Closed anthonysroberts closed 6 years ago
Can you also provide the text of the Fatal error?
The backtrace starts here, but because the error is being pulled from a channel the trace is basically useless for figuring out what went wrong :-(
Is this whats needed. There is a websocket close - unexpected EOF message
TL;DR: Nozzle error handling in 1.0.2 is a little rudimentary, it commits suicide in lieu of attempting to manage its own disconnection/reconnection to the firehose internally.
This is fixed in develop as of (I think) #129, #143 and #151. You are almost certainly losing a small amount of firehose data to these restarts, but the loss should be very minor since the Nozzle restarts and reconnects to the firehose quickly.
if you're using 1.0.2 instead of the latest 1.0.6 release, I assume running bleeding-edge code isn't something you're interested in? If you do want to live a little dangerously, we are in the process of stabilizing the development branch for a new release, and beta testers with real PCF deployments would be very useful!

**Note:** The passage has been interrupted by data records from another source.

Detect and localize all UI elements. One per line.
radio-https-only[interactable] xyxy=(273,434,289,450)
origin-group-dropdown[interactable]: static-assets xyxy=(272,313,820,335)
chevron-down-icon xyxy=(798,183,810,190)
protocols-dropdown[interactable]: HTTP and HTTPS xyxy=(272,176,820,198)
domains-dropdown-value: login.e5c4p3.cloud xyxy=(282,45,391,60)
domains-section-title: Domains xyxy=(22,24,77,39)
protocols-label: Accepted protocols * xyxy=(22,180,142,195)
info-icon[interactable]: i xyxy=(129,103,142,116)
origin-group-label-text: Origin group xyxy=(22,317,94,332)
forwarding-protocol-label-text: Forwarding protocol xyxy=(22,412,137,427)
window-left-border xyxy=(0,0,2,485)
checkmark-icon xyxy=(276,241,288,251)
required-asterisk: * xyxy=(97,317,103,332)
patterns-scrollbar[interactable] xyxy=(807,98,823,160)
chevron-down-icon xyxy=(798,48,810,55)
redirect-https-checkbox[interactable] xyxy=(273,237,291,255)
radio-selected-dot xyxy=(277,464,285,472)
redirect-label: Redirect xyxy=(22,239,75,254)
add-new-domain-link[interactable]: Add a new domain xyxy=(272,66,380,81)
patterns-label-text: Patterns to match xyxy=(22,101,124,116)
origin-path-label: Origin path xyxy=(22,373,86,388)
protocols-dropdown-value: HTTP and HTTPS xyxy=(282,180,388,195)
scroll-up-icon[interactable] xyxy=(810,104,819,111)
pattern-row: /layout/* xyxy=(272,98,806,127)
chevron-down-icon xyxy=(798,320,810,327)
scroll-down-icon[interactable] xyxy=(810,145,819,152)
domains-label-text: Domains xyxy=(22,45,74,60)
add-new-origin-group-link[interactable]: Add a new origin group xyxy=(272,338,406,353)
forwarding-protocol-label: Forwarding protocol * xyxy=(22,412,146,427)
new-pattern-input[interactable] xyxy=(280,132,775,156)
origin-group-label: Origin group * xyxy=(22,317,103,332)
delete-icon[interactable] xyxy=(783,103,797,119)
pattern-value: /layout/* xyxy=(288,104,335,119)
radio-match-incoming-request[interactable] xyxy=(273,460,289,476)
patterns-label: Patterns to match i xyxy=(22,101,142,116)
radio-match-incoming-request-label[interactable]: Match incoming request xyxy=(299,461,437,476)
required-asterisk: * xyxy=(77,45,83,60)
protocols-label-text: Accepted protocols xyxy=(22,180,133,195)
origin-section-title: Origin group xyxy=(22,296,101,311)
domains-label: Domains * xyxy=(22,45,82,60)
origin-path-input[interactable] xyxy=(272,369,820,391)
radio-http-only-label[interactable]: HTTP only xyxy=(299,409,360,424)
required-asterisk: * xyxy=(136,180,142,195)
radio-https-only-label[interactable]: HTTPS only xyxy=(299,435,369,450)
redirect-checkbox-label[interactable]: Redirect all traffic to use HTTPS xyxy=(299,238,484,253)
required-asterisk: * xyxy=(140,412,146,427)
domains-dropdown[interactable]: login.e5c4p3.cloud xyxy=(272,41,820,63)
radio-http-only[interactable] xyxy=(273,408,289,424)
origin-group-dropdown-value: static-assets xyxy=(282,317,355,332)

Though -- if you are getting an EOF from the firehose every minute, something else might be wrong, that doesn't seem like normal behaviour. Can you tail the firehose with e.g. cf nozzle -n
for a reasonable length of time, or does that see similar disconnects? (You may need to install https://github.com/cloudfoundry-community/firehose-plugin).
On the first point. We were using v1.0.6 until a month ago when post a cf deployment upgrade the nozzle stopped sending any data to stack driver. So we reverted to 1.0.2
We are not adverse to running beta although running open cf rather than pcf. We would be more than happy to help with testing.
I will tail the nozzle and come back. Thanks for the help to this point.
Re the Nozzle not sending data to Stackdriver: I think we have encountered that too, if it's the same issue the fix is #178, which is actually https://github.com/cloudfoundry-community/go-cfclient/pull/163 and https://github.com/cloudfoundry-community/go-cfclient/pull/164.
There are some caveats to beta testing: we have made significant changes to the Nozzle's behaviour which would likely mean losing continuity for timeseries data. At the moment we believe that it will be necessary to delete the old metric descriptors from Stackdriver when switching over, because otherwise it is possible that you will run into Stackdriver's limit of 500 custom metric descriptors per project. You may be able to get around this by having the beta nozzle create its timeseries in a separate stackdriver project, or by using the new filtering functionality to restrict the set of timeseries that are derived from firehose data.
If you're still interested I can reach out early next week with something that ought to be at least "release candidate" quality. Is the AOL address attached to your Github account a good place to contact you?
Yes please contact via the Github email. We are maturing our monitoring capability and stackdriver (and its nozzle) is at the heart of it all so we are still interested in taking a new release (we don't have any historic data that we care about at the moment).
good morning, the implementation of the beta release candidate has fully resolved the issue logged here, we no longer see the nozzle panics. Please close and thank you.
That's good news, thanks :-)
Panic.txt Good morning,
We are running CF-Deployment 1.12.0, Stackdriver-tools 1.0.2 on GCP.
We continually see the following panic message which results in the stackdriver process failing, monit continually restarts. We still see metrics and logs flowing into stackdriver itself (so not 100% sure if we are experiencing any data loss at this moment). Note this has been occurring for some time (not linked to any specific version of CF-Deployment).